When did I make up my mind about this? I wonder if it was on that day. I stopped reading books after that day. I sweated it out as the worst player on a sandlot baseball team. I dabbled in student theater and, although my acting was poor, I flattered myself that I was second best. When I went to college, I chose law rather than literature. I vainly avoided thought and reflection. I thought that I wanted to be just a lump of flesh.
However, the moment I entered college, I was attacked by a strange feeling of disappointment. I suddenly felt that I was at the end of my adolescence. This was strange because I sensed that adolescence was ending at the time when it usually begins. The lectures were dull; I had no money. Having entered the law department, I had no idea of what I wanted to become in the future. I didn't have a beautiful girlfriend, and, although I had been hoping I was a genius, it somehow became clear to me that I wasn't. The fact that I had lived apathetically for the five years since that August day exploded all at once. Finding no place for myself on the large campus, I had nowhere to turn. And I was intensely worried about the fact that my adolescence was over.
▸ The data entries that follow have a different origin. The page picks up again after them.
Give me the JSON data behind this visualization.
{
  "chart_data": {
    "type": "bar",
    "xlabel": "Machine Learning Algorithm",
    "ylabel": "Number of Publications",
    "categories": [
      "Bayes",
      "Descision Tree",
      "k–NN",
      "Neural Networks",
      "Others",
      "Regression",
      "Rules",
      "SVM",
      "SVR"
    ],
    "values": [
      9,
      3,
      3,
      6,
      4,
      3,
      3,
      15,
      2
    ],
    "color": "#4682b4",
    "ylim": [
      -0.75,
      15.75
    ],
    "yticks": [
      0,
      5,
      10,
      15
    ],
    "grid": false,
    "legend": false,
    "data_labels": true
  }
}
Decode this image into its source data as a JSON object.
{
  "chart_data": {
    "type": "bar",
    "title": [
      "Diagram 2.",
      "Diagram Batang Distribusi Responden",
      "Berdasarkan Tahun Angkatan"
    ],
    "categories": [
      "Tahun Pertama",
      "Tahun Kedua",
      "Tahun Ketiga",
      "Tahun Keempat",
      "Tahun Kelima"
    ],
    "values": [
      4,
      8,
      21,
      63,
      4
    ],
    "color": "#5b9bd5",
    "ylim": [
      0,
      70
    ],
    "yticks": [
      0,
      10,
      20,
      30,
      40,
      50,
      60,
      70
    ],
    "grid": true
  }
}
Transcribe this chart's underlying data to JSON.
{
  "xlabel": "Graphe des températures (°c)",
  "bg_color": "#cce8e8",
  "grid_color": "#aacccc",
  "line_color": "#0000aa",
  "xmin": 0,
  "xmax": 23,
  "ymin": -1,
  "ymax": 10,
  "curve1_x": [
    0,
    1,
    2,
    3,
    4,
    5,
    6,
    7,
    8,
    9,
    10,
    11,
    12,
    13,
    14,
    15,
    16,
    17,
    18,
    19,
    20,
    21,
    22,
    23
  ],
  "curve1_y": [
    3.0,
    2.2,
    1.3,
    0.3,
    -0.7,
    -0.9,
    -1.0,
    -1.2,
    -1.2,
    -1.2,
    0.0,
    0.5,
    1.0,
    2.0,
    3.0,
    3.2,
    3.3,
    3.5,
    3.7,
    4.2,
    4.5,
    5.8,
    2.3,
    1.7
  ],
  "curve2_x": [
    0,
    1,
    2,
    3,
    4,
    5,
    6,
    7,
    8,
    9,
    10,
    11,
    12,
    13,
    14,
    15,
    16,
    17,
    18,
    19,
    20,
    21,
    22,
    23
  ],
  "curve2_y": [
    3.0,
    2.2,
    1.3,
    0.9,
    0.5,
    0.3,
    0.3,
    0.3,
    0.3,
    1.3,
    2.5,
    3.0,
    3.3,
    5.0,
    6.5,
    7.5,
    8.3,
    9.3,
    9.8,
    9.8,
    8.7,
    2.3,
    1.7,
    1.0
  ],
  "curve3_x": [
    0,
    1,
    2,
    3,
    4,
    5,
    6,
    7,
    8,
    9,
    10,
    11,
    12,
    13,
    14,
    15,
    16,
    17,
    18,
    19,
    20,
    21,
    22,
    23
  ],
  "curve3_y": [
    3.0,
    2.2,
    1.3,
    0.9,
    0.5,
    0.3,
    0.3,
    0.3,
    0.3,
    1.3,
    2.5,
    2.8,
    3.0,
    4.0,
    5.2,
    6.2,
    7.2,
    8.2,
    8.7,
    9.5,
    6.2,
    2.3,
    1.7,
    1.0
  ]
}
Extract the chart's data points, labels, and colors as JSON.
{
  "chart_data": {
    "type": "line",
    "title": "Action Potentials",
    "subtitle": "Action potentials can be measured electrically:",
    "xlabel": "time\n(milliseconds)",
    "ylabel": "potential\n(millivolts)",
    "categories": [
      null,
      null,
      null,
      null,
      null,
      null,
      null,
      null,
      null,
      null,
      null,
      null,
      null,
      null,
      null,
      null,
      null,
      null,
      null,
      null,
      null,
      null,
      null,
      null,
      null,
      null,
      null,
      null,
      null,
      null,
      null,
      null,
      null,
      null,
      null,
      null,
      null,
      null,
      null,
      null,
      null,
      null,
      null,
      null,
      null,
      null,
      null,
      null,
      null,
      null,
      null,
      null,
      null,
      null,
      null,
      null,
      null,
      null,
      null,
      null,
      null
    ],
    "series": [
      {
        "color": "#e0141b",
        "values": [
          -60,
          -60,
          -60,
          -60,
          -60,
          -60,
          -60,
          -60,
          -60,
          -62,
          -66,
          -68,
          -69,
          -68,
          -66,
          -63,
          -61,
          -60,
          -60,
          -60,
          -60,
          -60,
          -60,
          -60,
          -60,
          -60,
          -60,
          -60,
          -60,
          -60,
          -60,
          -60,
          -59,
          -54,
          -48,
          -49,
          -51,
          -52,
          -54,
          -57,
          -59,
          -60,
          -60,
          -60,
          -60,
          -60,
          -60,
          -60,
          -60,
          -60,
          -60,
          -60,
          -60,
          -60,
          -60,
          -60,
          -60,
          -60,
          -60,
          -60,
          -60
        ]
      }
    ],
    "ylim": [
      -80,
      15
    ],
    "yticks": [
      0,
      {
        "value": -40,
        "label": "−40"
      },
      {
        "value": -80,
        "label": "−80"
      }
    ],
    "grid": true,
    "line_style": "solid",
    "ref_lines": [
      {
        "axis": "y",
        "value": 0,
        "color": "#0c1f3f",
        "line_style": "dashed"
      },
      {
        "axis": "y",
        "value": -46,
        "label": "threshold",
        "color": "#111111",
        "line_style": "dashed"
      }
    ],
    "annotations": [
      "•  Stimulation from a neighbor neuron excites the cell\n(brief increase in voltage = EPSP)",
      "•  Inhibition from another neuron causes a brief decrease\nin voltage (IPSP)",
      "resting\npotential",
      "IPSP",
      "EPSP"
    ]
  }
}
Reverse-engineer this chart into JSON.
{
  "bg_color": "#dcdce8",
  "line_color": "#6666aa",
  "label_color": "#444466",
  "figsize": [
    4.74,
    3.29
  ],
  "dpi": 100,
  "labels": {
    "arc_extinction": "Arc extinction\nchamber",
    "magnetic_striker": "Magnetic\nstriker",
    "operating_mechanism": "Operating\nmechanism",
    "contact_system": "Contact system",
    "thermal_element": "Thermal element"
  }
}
In that frame of mind, I became involved in student theater once again and also participated in the student movement. The student movement became a struggle to be won or lost. Many of the struggles ended in defeat. At those times, the leaders still said we had won. They searched for reasons to justify their saying so. I wasn't able to believe it, however. Defeat is defeat. What's wrong with that? When I thought that, I felt my destiny and the movement overlap. To put it grandly, I felt myself overlap with history. By that time, my feeling of disappointment had already disappeared. I decided to yield to the selfish desires of the moment and let my destiny take care of itself. I was no longer afraid of defeat or frustration or independence. I became involved in the student movement merely because I wanted to; I didn't join the faction to which the leaders belonged. In that respect, I thought, I was yielding to the flow of history.
At that time, I encountered a book and a phrase. The book was Camus's The Myth of Sisyphus, and the words were those of Akashi Kaijin, a poet stricken by leprosy: "If you don't glow like the fishes in the depths of the ocean, there will be no light anywhere." These words and the image of Sisyphus continuing to push the boulder up the mountain, no matter how many times it rolled back down, described my feelings exactly.
The student movement accumulated its defeats, and I made repeated mistakes in the student theater; before I knew it, four years had passed. While listening to the school president's inane address, I thought to myself, "Like being pursued by a boulder. . ." Perhaps the only thing I had gained during four years of college was an image of what frustration was.
I entered the studio with only that. There my second adolescence began. What happened after that is a very long story. I have been defeated time and again; those who know me, however, know that I am fine all the same.
1969
The essay was originally published in Japanese in 1969 and later translated into French as “Ma jeunesse a débuté par l’échec” in Écrits 1956–1978: Dissolution et jaillissement, trans. Jean-Paul Le Pape, Cahiers du Cinéma & Gallimard, 1980, pp. 225–28. It was subsequently translated into English as “My Adolescence Began with Defeat,” in Cinema, Censorship, and the State: The Writings of Nagisa Ōshima, 1956–1978, ed. Annette Michelson, trans. Dawn Lawson, MIT Press, 1992, pp. 195–200.